OUTVETS, an organization of homosexual veterans of the U.S. military, marched in the parade in 2015 and 2016.

The South Boston Allied War Veterans Council, which runs the parade, reportedly voted 9-4 to reject the group’s application to march in the parade, which is scheduled for Sunday, March 19.

Parade organizers had not spoken publicly as of Wednesday afternoon and could not immediately be reached for comment by New Boston Post. But the rejected organization put the news on its Facebook page:

“We just received word from the South Boston Allied War Veterans that OUTVETS has been denied entry into the 2017 South Boston St. Patrick’s Day Parade. While four members of the council advocated for our organization, the majority ruled against having OUTVETS in the parade. While the reason for our denial is unclear, one can only assume it’s because we are LGBTQ.”

The group cited the unexpected death of parade organizer Brian Mahoney on November 16 as a contributing factor. Mahoney supported the group’s participation in the parade and was instrumental in getting the council to approve the group on a 5-4 vote in late 2014, which allowed them to participate in March 2015.
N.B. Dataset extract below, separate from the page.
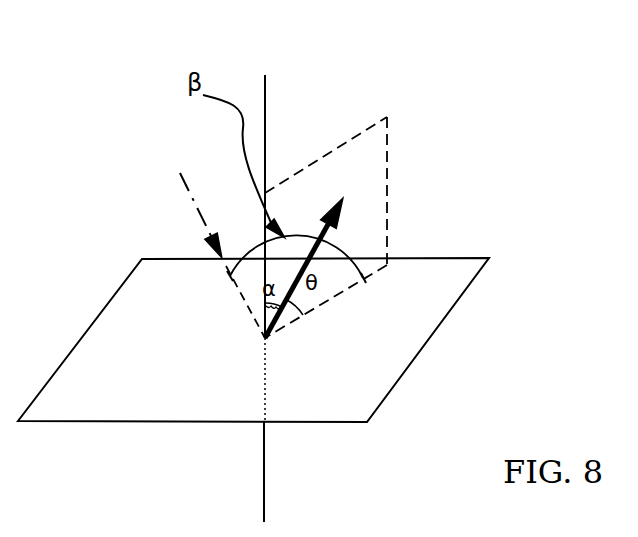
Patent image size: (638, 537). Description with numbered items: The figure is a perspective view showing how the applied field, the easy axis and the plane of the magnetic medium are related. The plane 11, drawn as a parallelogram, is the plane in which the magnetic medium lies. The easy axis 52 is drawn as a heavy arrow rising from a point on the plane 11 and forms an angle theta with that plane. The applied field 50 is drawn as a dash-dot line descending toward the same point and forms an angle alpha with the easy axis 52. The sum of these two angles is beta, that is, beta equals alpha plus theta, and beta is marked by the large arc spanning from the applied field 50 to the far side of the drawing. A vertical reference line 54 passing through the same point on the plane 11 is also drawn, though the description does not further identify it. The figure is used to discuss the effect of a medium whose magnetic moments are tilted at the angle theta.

Andrew Beckwith, president of the Massachusetts Family Institute, expressed support for parade organizers.

“They have a Supreme Court decision that specifically upholds their right to keep the parade about St Patrick and not to have it high-jacked by a sexually oriented agenda,” Beckwith said in an email message.

The St. Patrick’s Day Parade in South Boston is almost always held on the Sunday nearest March 17, which is the feast of St. Patrick, who is credited with bringing Christianity to Ireland about 1,600 years ago.

Governor Charlie Baker and Mayor Marty Walsh have announced they won’t march in the parade unless parade organizers allow OUTVETS to march.

The Boston Globe first reported the news on Wednesday morning.

The parade has a long history with homosexuality advocates. In 1992 a group describing itself as homosexual and bi-sexual Irish-Americans applied to participate, got turned down, and then marched after a state judge issued an injunction forcing their inclusion on the grounds that the parade was a “public accommodation” that could not exclude people based on their sexual orientation under state law.

A similar series of events happened the next year, leading to the inclusion of the pro-homosexuality organization.

In 1994 parade organizers cancelled the parade rather than comply with the court order. In 1995 parade organizers asked a judge if they could hold a parade to protest the court’s decision. When the judge gave the green light, parade organizers responded with a parade that began with black limousines in front with signs protesting the decision, followed after a distance by the regular St. Patrick’s Day Parade, minus pro-homosexuality advocates.

Then in June 1995 the U.S. Supreme Court ruled 9-0 to overturn lower court decisions and allow the parade organizers to decide who can march and who can’t.